Il giorno del suo 92° compleanno, stanco e col suo bastone, che in realtà era quello del suo caro nonno, ritornò pian piano verso il posto dov'era caduto da bambino. Il fruscio del vento tra i rami cantava la canzone della gioia, quella che canta la natura quando è felice e non deve temere nulla. Si sedette e stette in silenzio a goderne il canto. Sentì la vita che gli scivolava via, mentre il suo corpo piano cadeva all'indietro sdraiandosi nell'erba.
- Marco - sentì chiamare come allora.
Una luce gli si avvicinò saltellando, poi prese la forma di un uomo anziano, barba lunga e incolta, mani callose. La destra si protese verso di lui invitandolo ad alzarsi. Lui accettò, ma non sentì fatica.

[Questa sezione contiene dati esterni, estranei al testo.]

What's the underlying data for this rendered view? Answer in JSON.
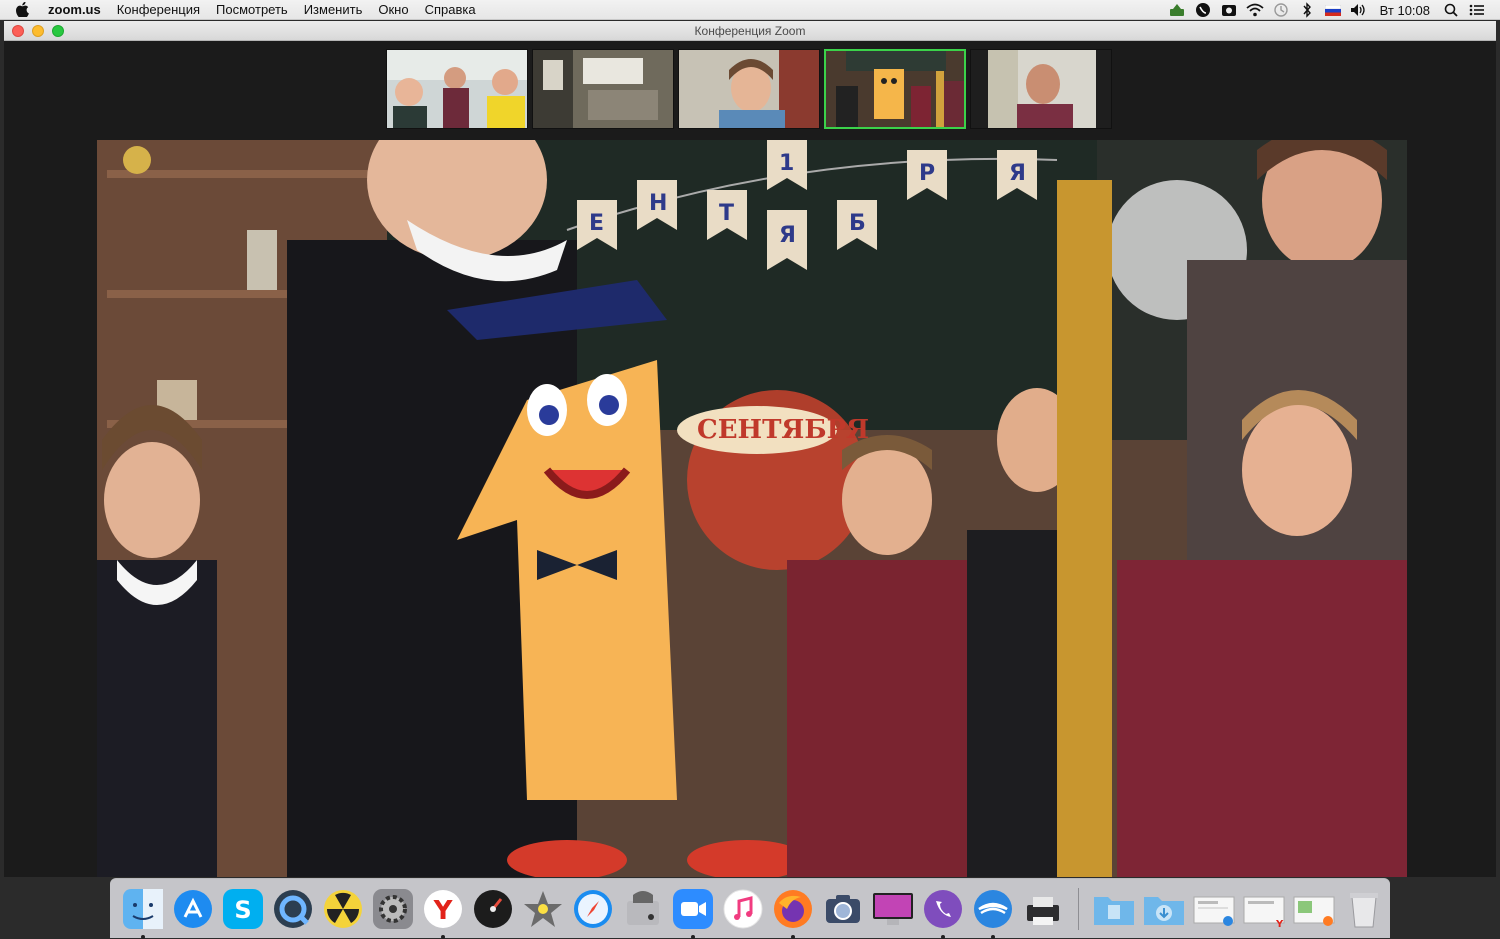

- Mi hanno mandato a prenderti. Finalmente andiamo in un bel posto, bello quasi quanto il tuo bosco. Là, finalmente, potremo riposare e gioire dell'eterno infinito - gli disse sorridendogli in una maniera impossibile da rifiutare.
Si incamminarono verso lo stagno che alla luce del sole rifletteva i raggi del sole, ed in uno di questi sparirono.
Il suo corpo fu ritrovato il pomeriggio stesso, con sul viso il più bello dei sorrisi.